A couple of weeks back This American Life ran an episode on how we read things differently depending on the context. They started the show with a section about InspiroBot. Host Ira Glass declared his love for the InspiroBot and interviewed the people behind it.

Since I love semi auto generated texts and Ira Glass is one of my favorite journalists I decided to make an Ira Glass "bot". Calling it a bot is actually a bit overstated. It's not like it can hold a conversation or anything. Here's what I did:

Downloaded all the This American Life transcripts

:::python
import os
from requests import get

def download(url, file_name):
    with open(file_name, "wb") as file:
        response = get(url)
        file.write(response.content)


for i in range(1, 664):
    url = f"https://www.thisamericanlife.org/{i}/transcript"
    fn = f"./data/raw_{i}.html"

    if not os.path.exists(fn):
        print(f"Downloading ep. {i}")
        download(url, fn)

Extracted everything Ira Glass said

I first tried a regex but that got hairy fast. So I picked up Scrapy that I've used before. That got me reacquainted with Xpath selectors. The syntax is about as readable as regexes but it's very powerful.

:::python
import os
from scrapy.selector import Selector


def keep(text):
    result = True

    if "[" in text:
        result = False

    if "]" in text:
        result = False

    if len(text) == 0:
        result = False

    return result


for i in range(1, 664):
    input = f"./data/raw_{i}.html"
    output = f"./data/raw_{i}.txt"

    items = []
    if not os.path.exists(output):
        data = open(input).read()
        xpath = "//h4[text()='Ira Glass']/following-sibling::*//descendant-or-self::*//text()"
        items.extend(Selector(text=data).xpath(xpath).extract())

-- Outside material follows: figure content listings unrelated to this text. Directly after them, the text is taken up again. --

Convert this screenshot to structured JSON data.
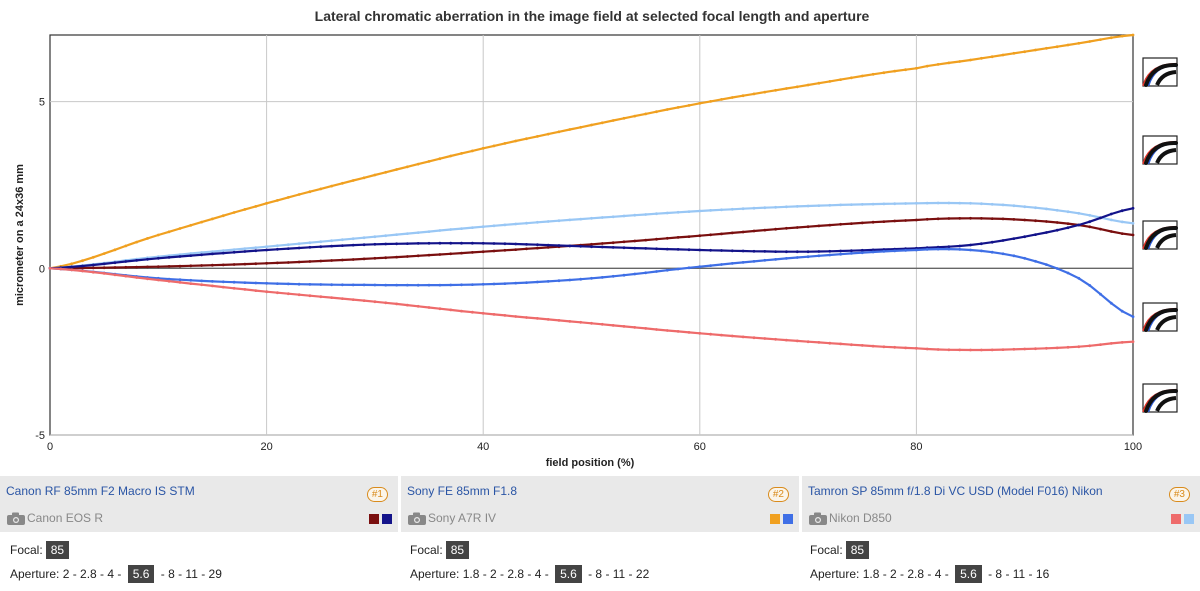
{
  "chart_data": {
    "type": "line",
    "title": "Lateral chromatic aberration in the image field at selected focal length and aperture",
    "xlabel": "field position (%)",
    "ylabel": "micrometer on a 24x36 mm",
    "xlim": [
      0,
      100
    ],
    "ylim": [
      -5,
      7
    ],
    "xticks": [
      0,
      20,
      40,
      60,
      80,
      100
    ],
    "yticks": [
      -5,
      0,
      5
    ],
    "x": [
      0,
      10,
      20,
      30,
      40,
      50,
      60,
      70,
      80,
      85,
      90,
      95,
      100
    ],
    "series": [
      {
        "name": "Sony FE 85mm F1.8 (1)",
        "color": "#f0a020",
        "values": [
          0,
          1.0,
          1.95,
          2.8,
          3.6,
          4.3,
          4.95,
          5.5,
          6.0,
          6.25,
          6.5,
          6.75,
          7.0
        ]
      },
      {
        "name": "Tamron SP 85mm (2)",
        "color": "#99c7f5",
        "values": [
          0,
          0.35,
          0.65,
          0.95,
          1.25,
          1.5,
          1.72,
          1.87,
          1.95,
          1.95,
          1.85,
          1.65,
          1.35
        ]
      },
      {
        "name": "Canon RF 85mm (1)",
        "color": "#7a0f0f",
        "values": [
          0,
          0.05,
          0.15,
          0.3,
          0.5,
          0.72,
          0.98,
          1.25,
          1.45,
          1.5,
          1.45,
          1.3,
          1.0
        ]
      },
      {
        "name": "Canon RF 85mm (2)",
        "color": "#13138a",
        "values": [
          0,
          0.3,
          0.55,
          0.72,
          0.75,
          0.65,
          0.55,
          0.5,
          0.6,
          0.7,
          0.95,
          1.3,
          1.8
        ]
      },
      {
        "name": "Sony FE 85mm F1.8 (2)",
        "color": "#3f6fe6",
        "values": [
          0,
          -0.3,
          -0.45,
          -0.5,
          -0.48,
          -0.3,
          0.05,
          0.35,
          0.55,
          0.55,
          0.3,
          -0.3,
          -1.45
        ]
      },
      {
        "name": "Tamron SP 85mm (1)",
        "color": "#ee6b6b",
        "values": [
          0,
          -0.35,
          -0.7,
          -1.0,
          -1.35,
          -1.65,
          -1.95,
          -2.2,
          -2.4,
          -2.45,
          -2.42,
          -2.35,
          -2.2
        ]
      }
    ]
  },
  "lenses": [
    {
      "name": "Canon RF 85mm F2 Macro IS STM",
      "number": "#1",
      "camera": "Canon EOS R",
      "colors": [
        "#7a0f0f",
        "#13138a"
      ]
    },
    {
      "name": "Sony FE 85mm F1.8",
      "number": "#2",
      "camera": "Sony A7R IV",
      "colors": [
        "#f0a020",
        "#3f6fe6"
      ]
    },
    {
      "name": "Tamron SP 85mm f/1.8 Di VC USD (Model F016) Nikon",
      "number": "#3",
      "camera": "Nikon D850",
      "colors": [
        "#ee6b6b",
        "#99c7f5"
      ]
    }
  ],
  "settings": [
    {
      "focal_label": "Focal:",
      "focal_value": "85",
      "aperture_label": "Aperture: ",
      "aperture_before": "2 - 2.8 - 4 - ",
      "aperture_selected": "5.6",
      "aperture_after": " - 8 - 11 - 29"
    },
    {
      "focal_label": "Focal:",
      "focal_value": "85",
      "aperture_label": "Aperture: ",
      "aperture_before": "1.8 - 2 - 2.8 - 4 - ",
      "aperture_selected": "5.6",
      "aperture_after": " - 8 - 11 - 22"
    },
    {
      "focal_label": "Focal:",
      "focal_value": "85",
      "aperture_label": "Aperture: ",
      "aperture_before": "1.8 - 2 - 2.8 - 4 - ",
      "aperture_selected": "5.6",
      "aperture_after": " - 8 - 11 - 16"
    }
  ],
  "side_icons": [
    "aberration-sample-icon",
    "aberration-sample-icon",
    "aberration-sample-icon",
    "aberration-sample-icon",
    "aberration-sample-icon"
  ]
}
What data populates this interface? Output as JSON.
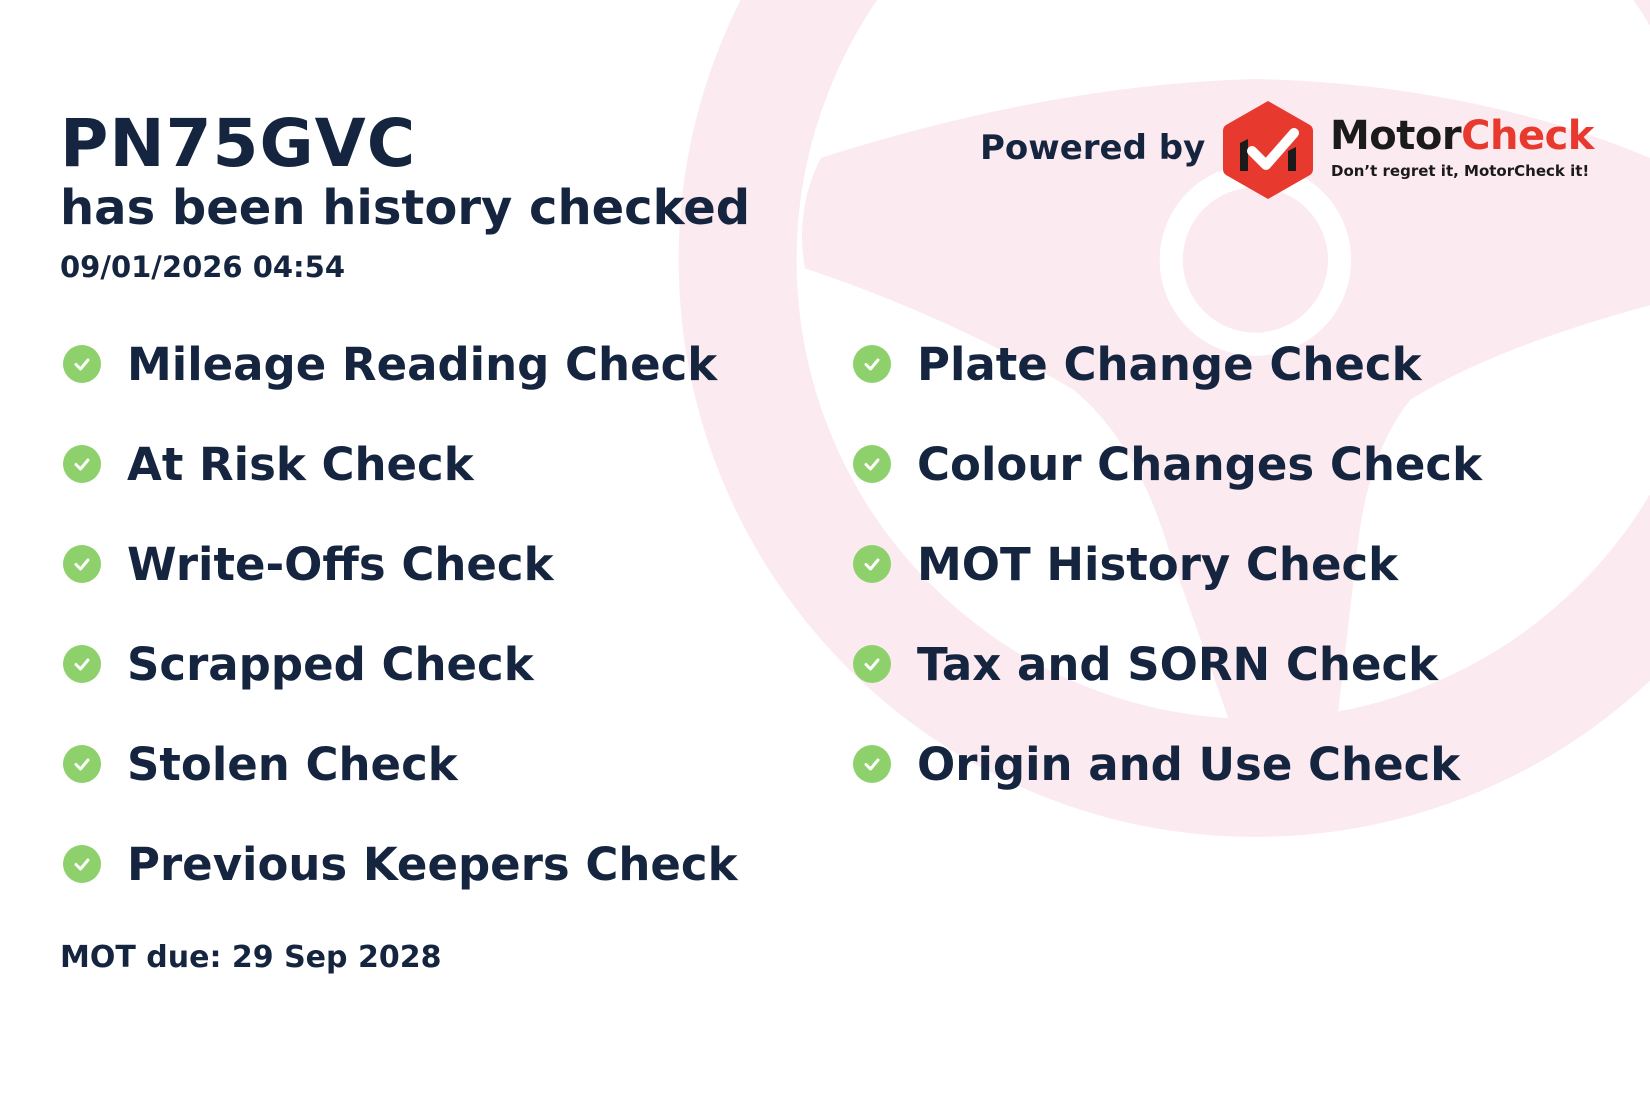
{
  "header": {
    "plate": "PN75GVC",
    "subtitle": "has been history checked",
    "datetime": "09/01/2026 04:54"
  },
  "branding": {
    "powered_by": "Powered by",
    "brand_part1": "Motor",
    "brand_part2": "Check",
    "tagline": "Don’t regret it, MotorCheck it!",
    "brand_red": "#e8392f",
    "check_green": "#8ed06b",
    "background_pink": "#fbeaef"
  },
  "checks_left": [
    {
      "label": "Mileage Reading Check",
      "icon": "check-circle-icon"
    },
    {
      "label": "At Risk Check",
      "icon": "check-circle-icon"
    },
    {
      "label": "Write-Offs Check",
      "icon": "check-circle-icon"
    },
    {
      "label": "Scrapped Check",
      "icon": "check-circle-icon"
    },
    {
      "label": "Stolen Check",
      "icon": "check-circle-icon"
    },
    {
      "label": "Previous Keepers Check",
      "icon": "check-circle-icon"
    }
  ],
  "checks_right": [
    {
      "label": "Plate Change Check",
      "icon": "check-circle-icon"
    },
    {
      "label": "Colour Changes Check",
      "icon": "check-circle-icon"
    },
    {
      "label": "MOT History Check",
      "icon": "check-circle-icon"
    },
    {
      "label": "Tax and SORN Check",
      "icon": "check-circle-icon"
    },
    {
      "label": "Origin and Use Check",
      "icon": "check-circle-icon"
    }
  ],
  "footer": {
    "mot_due": "MOT due: 29 Sep 2028"
  }
}
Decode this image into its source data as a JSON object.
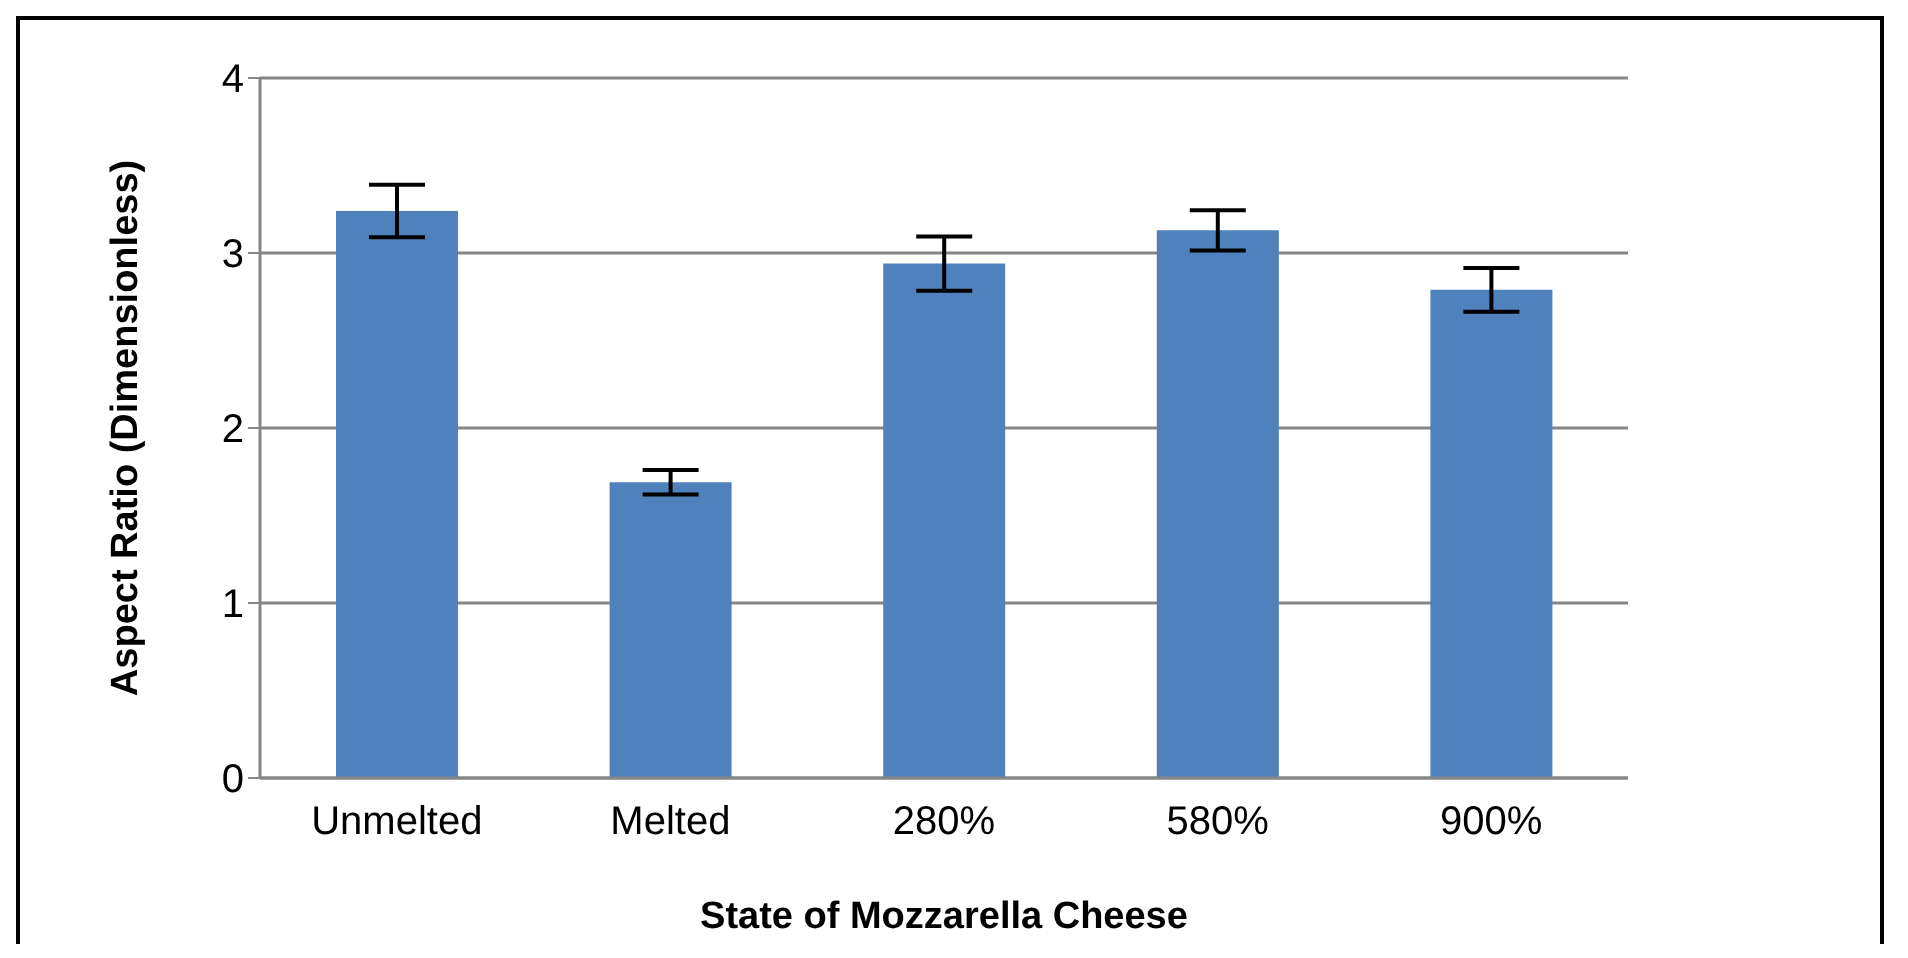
{
  "chart_data": {
    "type": "bar",
    "xlabel": "State of Mozzarella Cheese",
    "ylabel": "Aspect Ratio (Dimensionless)",
    "categories": [
      "Unmelted",
      "Melted",
      "280%",
      "580%",
      "900%"
    ],
    "values": [
      3.24,
      1.69,
      2.94,
      3.13,
      2.79
    ],
    "errors": [
      0.15,
      0.07,
      0.155,
      0.115,
      0.125
    ],
    "color": "#4f81bd",
    "ylim": [
      0,
      4
    ],
    "yticks": [
      0,
      1,
      2,
      3,
      4
    ],
    "grid": "y"
  }
}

        items = [i for i in items if keep(i)]

        text = " ".join(items)

        fh = open(output, "w")
        fh.write(text)
        print(output)

Generated 100000 text snippets

Here I used pydodo, a Markov text generator that I wrote ages ago.

:::python
from pydodo import EnglishMarkov
import time
import os

outputfolder = "./generated"


def get_start_number(folder):
    ls = os.listdir(folder)
    try:
        result = max([int(item.split(".")[0]) for item in ls]) + 1
    except ValueError:
        result = 0
    return result


def get_model(input):
    mm = EnglishMarkov()
    mm.construct(open(input))
    mm = mm.remove_pines()
    return mm


def generate(model, n, start_number, folder):
    t1 = time.time()
    count = 0
    while count < n:
        # Generate a sentence
        sent = model.generate_sentence()
        # Only hang on to it if it's longer then 90 characters.
        if len(sent) > 90:

            fn = os.path.join(folder, f"{start_number + count}.txt")
            fh = open(fn, "w")
            fh.write(sent)
            fh.close()
            count += 1
            print(f"{count} / {n}")
    t2 = time.time()

    print(n / (t2 - t1))


model = get_model("./data/all_data.txt")
generate(model, 100000, get_start_number("./generated"), "./generated")

The front end

The front end is all static HTML/CSS with at dash of JavaScript to load in new text snippets. The loadRandomUrl function picks a random number in the range 1 - 100000, fetches the corresponding text snippet and inserts it on the page.

:::javascript
reload = function(url, number, reloadbuttontext){
    placeholder = document.getElementById("placeholder");
    reloadbutton = document.getElementById("reloadbutton");
    placeholder.classList.add("loading");

    buttontexts = ["More!", "Go!", "Deeper!", "Into!", "The!", "Abyss!"];
    index = buttontexts.indexOf(reloadbutton.textContent);
    if (index == -1) {
    newbuttontext = buttontexts[1];
    } else {
    newbuttontext = buttontexts[(index + 1) % buttontexts.length];
    }

    fetch(url)
    .then(function(response) {
        return response.text();
    }).then(function(text){
        placeholder.textContent = text;
        if (reloadbuttontext) {
        reloadbutton.textContent = newbuttontext;
        }

        placeholder.classList.remove("loading");        
    });
}


randomUrl = function(number){
    return 'https://mirrorglass.oivvio.com/script_to_track/'+ number + '.txt';
}

randomNumber = function(){
    max = 100000;
    return Math.floor(Math.random() * Math.floor(max)) + 1;
};

loadRandomUrl = function(reloadbuttontext=true){
    newUrl = randomUrl(randomNumber());
    reload(newUrl, randomNumber, reloadbuttontext);
}

window.onload = function(){
    loadRandomUrl(false);
}
\